Es fácil saber de quién hablan los grandes del humor dibujado argentino cuando se refieren al maestro. Sin duda, se refieren a Eduardo Ferro (de 82 años), hombre que pasa con toda comodidad, en la vida y en el papel, por esa prueba definitiva y temible que es el test de los colegas.

Desde Mordillo y Napo hasta Fontanarrosa, pasando por Caloi, a Ferrito se lo admira y se lo quiere, aunque él preferirá seguramente invertir el orden de los términos. Tiene una modestia de las peores, porque es auténtica, y estará más dispuesto a abrir la puerta de su casa de Wilde -donde vive con su esposa, Carmen, mujer encantadora- y a sentar a su mesa a los amigos que a aceptar elogios que merece por mil y una razones.

Para decirlo rápido y sin censura, Ferro es el máximo artista del humor gráfico local, aunque él jamás hablará de arte, sino de oficio. Si se lo presiona sin piedad, admite que lo tiene, pero es capaz de salirle a uno con exhibiciones de humildad insostenibles. Cuenta que una vez, en los años 50, Landrú hizo una doble página en la revista Vea y Lea "llena de cuadritos, y tres de ellos eran con mis personajes. Cuando vi cómo había dibujado a Chapaleo, además de sentirme halagado, me di cuenta de que lo había hecho con muchísima más gracia que yo".

Lo bueno de Ferro es que es persona de quedarse. Lleva 59 años de casado con Carmen (el matrimonio causaría la envidia de veinteañeros) y trabajó junto a Dante Quinterno en Patoruzú durante la friolera de 47 años. Trabajó en la revista desde 1937 hasta 1976, cuando cerró, pero siguió ligado a los famosísimos Libros de Oro anuales hasta 1984.

El ya había dibujado en otras partes, pero en sus comienzos en Patoruzú era, a ojos del gran Quinterno, un pichi. Hasta que una tarde se animó. Había una reunión de creativos -entre ellos, su hermana Laura- para tirar las líneas del próximo episodio de El fantasma Benito y a nadie se le ocurría nada. Rapidito, garabateó un guión y lo presentó "por si sirve para algo". Sirvió, el jefe le pidió que hiciera otros "para ver si no fue casualidad" y pronto tuvo escritorio propio.

En esos tiempos el humor era una gran industria. Una tira nueva tenía la gravedad de una cuestión de Estado. Cuando, andando por la calle, Ferro escuchaba que alguien llamaba a otro bólido sabía que Bólido, su cadete gordito y distraído, gozaba de perfecta salud.
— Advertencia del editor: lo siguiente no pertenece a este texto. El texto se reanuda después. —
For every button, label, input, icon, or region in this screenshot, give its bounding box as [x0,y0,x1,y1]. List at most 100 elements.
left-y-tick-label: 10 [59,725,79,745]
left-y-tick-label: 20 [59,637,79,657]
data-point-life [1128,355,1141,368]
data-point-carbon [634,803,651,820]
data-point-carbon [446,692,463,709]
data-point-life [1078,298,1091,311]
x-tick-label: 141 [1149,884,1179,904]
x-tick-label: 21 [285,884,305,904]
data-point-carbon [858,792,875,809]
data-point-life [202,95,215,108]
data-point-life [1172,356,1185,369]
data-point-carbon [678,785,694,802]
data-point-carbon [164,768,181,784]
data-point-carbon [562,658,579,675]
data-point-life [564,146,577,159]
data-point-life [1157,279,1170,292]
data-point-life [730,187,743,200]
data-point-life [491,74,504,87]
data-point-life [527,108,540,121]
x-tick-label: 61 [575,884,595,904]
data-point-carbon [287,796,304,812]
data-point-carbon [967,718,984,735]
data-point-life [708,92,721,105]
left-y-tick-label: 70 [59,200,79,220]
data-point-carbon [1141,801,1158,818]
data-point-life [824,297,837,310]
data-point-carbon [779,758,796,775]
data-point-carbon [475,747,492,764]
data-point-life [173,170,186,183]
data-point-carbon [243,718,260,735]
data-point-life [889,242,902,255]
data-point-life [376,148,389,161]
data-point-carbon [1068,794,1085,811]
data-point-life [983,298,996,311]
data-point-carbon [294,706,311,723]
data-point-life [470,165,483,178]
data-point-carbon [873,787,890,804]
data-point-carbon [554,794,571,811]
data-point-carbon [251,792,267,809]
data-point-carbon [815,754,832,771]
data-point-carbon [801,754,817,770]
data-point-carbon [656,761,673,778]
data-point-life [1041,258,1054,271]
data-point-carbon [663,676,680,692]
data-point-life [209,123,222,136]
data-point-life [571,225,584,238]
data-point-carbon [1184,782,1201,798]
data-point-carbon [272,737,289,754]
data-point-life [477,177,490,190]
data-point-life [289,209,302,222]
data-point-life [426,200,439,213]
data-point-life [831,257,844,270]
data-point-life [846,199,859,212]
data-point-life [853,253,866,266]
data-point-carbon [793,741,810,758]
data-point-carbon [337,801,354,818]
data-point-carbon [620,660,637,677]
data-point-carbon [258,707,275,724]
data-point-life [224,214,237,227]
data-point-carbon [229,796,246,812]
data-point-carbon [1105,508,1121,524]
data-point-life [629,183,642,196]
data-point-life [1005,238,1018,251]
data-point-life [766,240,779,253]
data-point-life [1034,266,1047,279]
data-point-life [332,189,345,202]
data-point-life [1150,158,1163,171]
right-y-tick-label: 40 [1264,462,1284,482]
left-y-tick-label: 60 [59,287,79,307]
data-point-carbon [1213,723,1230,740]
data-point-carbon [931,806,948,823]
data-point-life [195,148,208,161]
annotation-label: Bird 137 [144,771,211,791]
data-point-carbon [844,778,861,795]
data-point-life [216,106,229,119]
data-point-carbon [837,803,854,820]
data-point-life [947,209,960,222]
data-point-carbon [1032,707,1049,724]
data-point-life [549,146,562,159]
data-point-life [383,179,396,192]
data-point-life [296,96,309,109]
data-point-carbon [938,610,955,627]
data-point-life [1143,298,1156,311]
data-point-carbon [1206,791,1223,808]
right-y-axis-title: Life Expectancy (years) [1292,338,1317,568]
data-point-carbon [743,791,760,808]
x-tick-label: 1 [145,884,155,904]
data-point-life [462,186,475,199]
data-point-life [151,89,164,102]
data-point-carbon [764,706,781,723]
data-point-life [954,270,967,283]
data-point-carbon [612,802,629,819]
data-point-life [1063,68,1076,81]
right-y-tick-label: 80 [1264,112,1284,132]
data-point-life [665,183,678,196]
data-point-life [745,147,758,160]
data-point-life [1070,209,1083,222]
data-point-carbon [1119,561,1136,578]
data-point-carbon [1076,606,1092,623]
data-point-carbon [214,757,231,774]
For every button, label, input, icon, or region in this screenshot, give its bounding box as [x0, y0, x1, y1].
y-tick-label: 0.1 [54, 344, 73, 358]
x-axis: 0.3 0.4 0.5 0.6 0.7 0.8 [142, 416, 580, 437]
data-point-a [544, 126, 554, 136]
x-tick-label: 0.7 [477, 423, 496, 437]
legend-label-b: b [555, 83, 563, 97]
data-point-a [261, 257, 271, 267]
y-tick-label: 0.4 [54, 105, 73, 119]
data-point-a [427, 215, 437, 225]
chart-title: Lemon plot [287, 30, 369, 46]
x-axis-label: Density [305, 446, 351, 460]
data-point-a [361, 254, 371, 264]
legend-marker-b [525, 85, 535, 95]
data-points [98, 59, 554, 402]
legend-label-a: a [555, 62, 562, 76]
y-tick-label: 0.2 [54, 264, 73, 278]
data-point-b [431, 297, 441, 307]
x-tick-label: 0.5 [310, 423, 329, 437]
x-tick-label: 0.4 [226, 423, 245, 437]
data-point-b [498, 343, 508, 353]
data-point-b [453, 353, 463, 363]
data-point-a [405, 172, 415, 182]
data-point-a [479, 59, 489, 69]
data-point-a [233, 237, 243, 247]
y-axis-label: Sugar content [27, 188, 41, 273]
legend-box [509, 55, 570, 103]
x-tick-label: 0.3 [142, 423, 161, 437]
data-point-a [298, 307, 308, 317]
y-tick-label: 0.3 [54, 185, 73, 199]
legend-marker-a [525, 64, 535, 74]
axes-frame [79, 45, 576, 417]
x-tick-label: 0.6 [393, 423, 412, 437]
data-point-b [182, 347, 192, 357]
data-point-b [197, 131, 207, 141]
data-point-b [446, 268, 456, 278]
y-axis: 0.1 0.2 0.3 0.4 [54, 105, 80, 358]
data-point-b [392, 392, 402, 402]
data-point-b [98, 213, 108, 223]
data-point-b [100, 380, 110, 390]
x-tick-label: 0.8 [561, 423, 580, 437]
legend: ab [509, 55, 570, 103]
Patoruzú tenía una tirada que hoy envidiaría cualquier publicación, del género que sea. En sus momentos mejores, se vendían 500.000 ejemplares por semana. Cuando el célebre Divito se fue del plantel para crear su propia revista, Rico Tipo, la estantería pareció temblar. Pero no ocurrió nada. O mejor, ocurrió algo prodigioso: tanto Rico Tipo como Patoruzú llegaron a vender medio millón de números por semana. Potenciaron el mercado, como diría un especialista en marketing de este esmirriado fin de siglo.

Ferro dibujó infinidad de chistes de tapa para la revista, y creó una extensa galería de personajes. Bólido reemplazó al buzo Chapaleo. Después llegaron Pandora, Tara Service, Cabeza Fresca, y tantos otros hijos del oficio, como insiste en llamarlos papá.

Langostino es, de esos hijos, el más constante. Nació por pedido de Quinterno, que quería "un émulo de Vito Dumas que salga a buscar aventuras por el mar", para la revista Patoruzito. Después de unos 20 episodios, el pícaro marinero se fue, con su lancha Corina, para aguas muy distintas de las que imaginaba el patrón, que convocó a Ferro para decirle que se había dado cuenta del cambio. "Pensé que en ese momento me mandaba al diablo. Pero no. Me dijo que le metiera, que siguiera adelante, nomás."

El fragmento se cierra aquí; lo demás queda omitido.